ETOui Alexandre Chicarro le premier vainqueur de la saison en Madrid quand tu parviens à ouvrir le Grande porte. Le droitier madrilène est apparu dans Les ventes avec l'aval d'un deuxième après-midi à Saint Isidre. Le pari d'un torero et d'une compagnie qui se tenait sur ses épaules vers le Rue d'Alcala. Un après-midi de contrastes et de bouleversements, que nous raconte l'homme lui-même Alexandre Chicarro exclusivement dans Monde de taureaux avant de faire le Paseíllo cet après-midi dans les arènes de Vous les tuez.

« Tout a été très rapide »assure Alexandre Chicarro quand nous lui avons posé des questions sur la Puerta Grande. «J'ai dû regarder en arrière, parce que je n'y croyais pas. C’est quelque chose dont rêve tout torero et toute personne débutant dans ce monde. Je n'y crois toujours pas, tient Chicharro déjà aujourd'hui au pays des peurs avant de faire la promenade dans la ville de Tu les tues cet après-midi.

'J'étais choqué. Quelques phrases du professeur Miguel Abellán, ils m'ont fait tout changer. Sans cela, je ne sais pas ce qui me serait arrivé.

«C'était comme un rêve qui s'est réalisé très rapidement. En fin de compte, tout le travail, les efforts, les larmes, la sueur et le sang ont leur récompense. Dès le matin, je savais que c'était un jour important pour moi,' affirme le torero.
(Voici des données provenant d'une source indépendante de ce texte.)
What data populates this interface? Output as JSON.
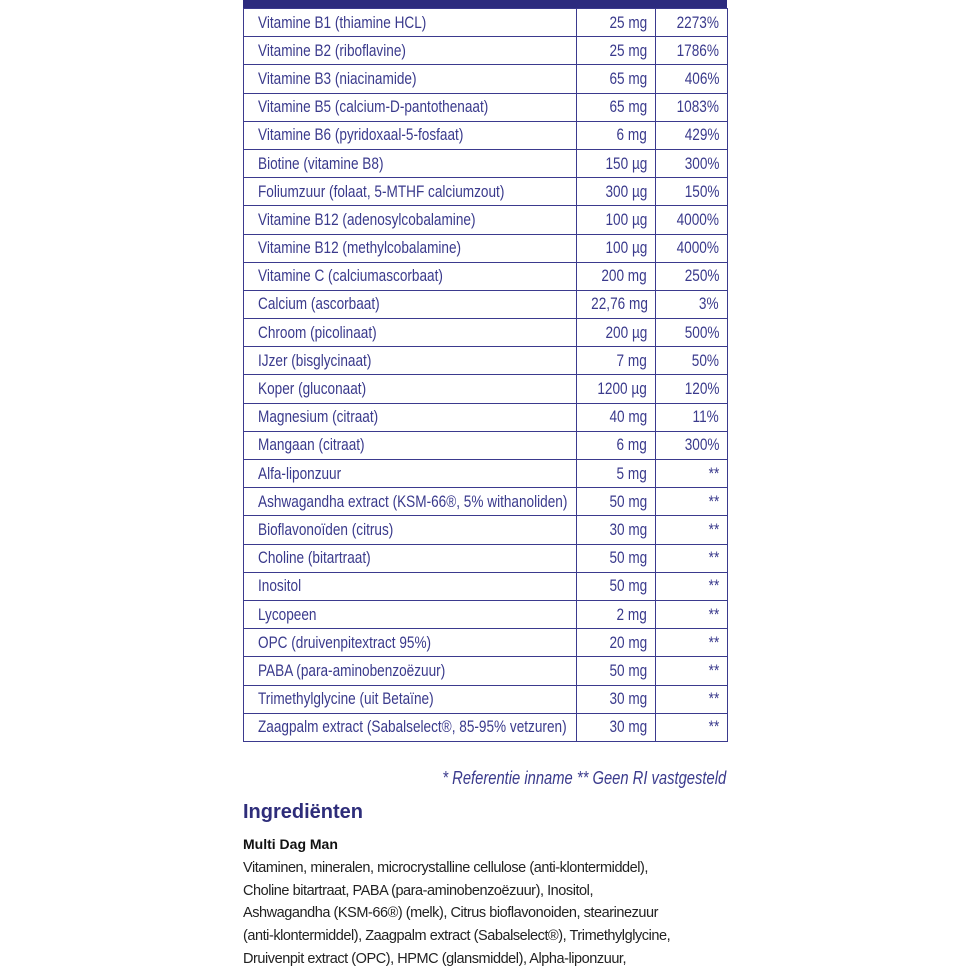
{
  "table": {
    "rows": [
      {
        "name": "Vitamine B1 (thiamine HCL)",
        "amount": "25 mg",
        "ri": "2273%"
      },
      {
        "name": "Vitamine B2 (riboflavine)",
        "amount": "25 mg",
        "ri": "1786%"
      },
      {
        "name": "Vitamine B3 (niacinamide)",
        "amount": "65 mg",
        "ri": "406%"
      },
      {
        "name": "Vitamine B5 (calcium-D-pantothenaat)",
        "amount": "65 mg",
        "ri": "1083%"
      },
      {
        "name": "Vitamine B6 (pyridoxaal-5-fosfaat)",
        "amount": "6 mg",
        "ri": "429%"
      },
      {
        "name": "Biotine (vitamine B8)",
        "amount": "150 µg",
        "ri": "300%"
      },
      {
        "name": "Foliumzuur (folaat, 5-MTHF calciumzout)",
        "amount": "300 µg",
        "ri": "150%"
      },
      {
        "name": "Vitamine B12 (adenosylcobalamine)",
        "amount": "100 µg",
        "ri": "4000%"
      },
      {
        "name": "Vitamine B12 (methylcobalamine)",
        "amount": "100 µg",
        "ri": "4000%"
      },
      {
        "name": "Vitamine C (calciumascorbaat)",
        "amount": "200 mg",
        "ri": "250%"
      },
      {
        "name": "Calcium (ascorbaat)",
        "amount": "22,76 mg",
        "ri": "3%"
      },
      {
        "name": "Chroom (picolinaat)",
        "amount": "200 µg",
        "ri": "500%"
      },
      {
        "name": "IJzer (bisglycinaat)",
        "amount": "7 mg",
        "ri": "50%"
      },
      {
        "name": "Koper (gluconaat)",
        "amount": "1200 µg",
        "ri": "120%"
      },
      {
        "name": "Magnesium (citraat)",
        "amount": "40 mg",
        "ri": "11%"
      },
      {
        "name": "Mangaan (citraat)",
        "amount": "6 mg",
        "ri": "300%"
      },
      {
        "name": "Alfa-liponzuur",
        "amount": "5 mg",
        "ri": "**"
      },
      {
        "name": "Ashwagandha extract (KSM-66®, 5% withanoliden)",
        "amount": "50 mg",
        "ri": "**"
      },
      {
        "name": "Bioflavonoïden (citrus)",
        "amount": "30 mg",
        "ri": "**"
      },
      {
        "name": "Choline (bitartraat)",
        "amount": "50 mg",
        "ri": "**"
      },
      {
        "name": "Inositol",
        "amount": "50 mg",
        "ri": "**"
      },
      {
        "name": "Lycopeen",
        "amount": "2 mg",
        "ri": "**"
      },
      {
        "name": "OPC (druivenpitextract 95%)",
        "amount": "20 mg",
        "ri": "**"
      },
      {
        "name": "PABA (para-aminobenzoëzuur)",
        "amount": "50 mg",
        "ri": "**"
      },
      {
        "name": "Trimethylglycine (uit Betaïne)",
        "amount": "30 mg",
        "ri": "**"
      },
      {
        "name": "Zaagpalm extract (Sabalselect®, 85-95% vetzuren)",
        "amount": "30 mg",
        "ri": "**"
      }
    ]
  },
  "footnote": "* Referentie inname  ** Geen RI vastgesteld",
  "ingredients": {
    "title": "Ingrediënten",
    "product": "Multi Dag Man",
    "lines": [
      "Vitaminen, mineralen, microcrystalline cellulose (anti-klontermiddel),",
      "Choline bitartraat, PABA (para-aminobenzoëzuur), Inositol,",
      "Ashwagandha (KSM-66®) (melk), Citrus bioflavonoiden, stearinezuur",
      "(anti-klontermiddel), Zaagpalm extract (Sabalselect®), Trimethylglycine,",
      "Druivenpit extract (OPC), HPMC (glansmiddel), Alpha-liponzuur,"
    ]
  },
  "colors": {
    "accent": "#2c2b7e",
    "text": "#3a3a8c"
  }
}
«Cela a été le plus bel après-midi, mais en même temps l'un des plus difficiles de ma vie. L'après-midi a commencé comme il avait commencé -avec de graves encornures de Jésus Moreno et devoir couvrir le trou par lequel la vie d'un collègue s'échappait était l'une des choses les plus difficiles que j'ai jamais vues. Je vous souhaite, du fond du cœur, toute la chance du monde et un rétablissement maximum.assure Chicharro.

Un après-midi de dureté, d'impact et, ensuite, de triomphe. 'Je vais le dire sans mâcher mes mots », avance Chicharro sur la dureté de la corrida. «Quand j'ai couvert la blessure de mon partenaire, j'ai senti le sang couler. Quand je l'ai laissé sur la civière et que j'ai regardé mes mains, j'ai été choqué. Je ne savais pas quoi faire, ni si j'en serais capable. combattre des taureaux. A ce moment-là, le professeur est arrivé Miguel Abellán et il m'a dit quelques phrases qui m'ont fait tout changer : « C'est pour les hommes et c'est ce qui arrive parfois. C'est à ce moment-là qu'on voit vraiment le toreros». Sans ces phrases, je ne sais pas ce que je serais devenu. tient sincèrement Alexandro Chicarro.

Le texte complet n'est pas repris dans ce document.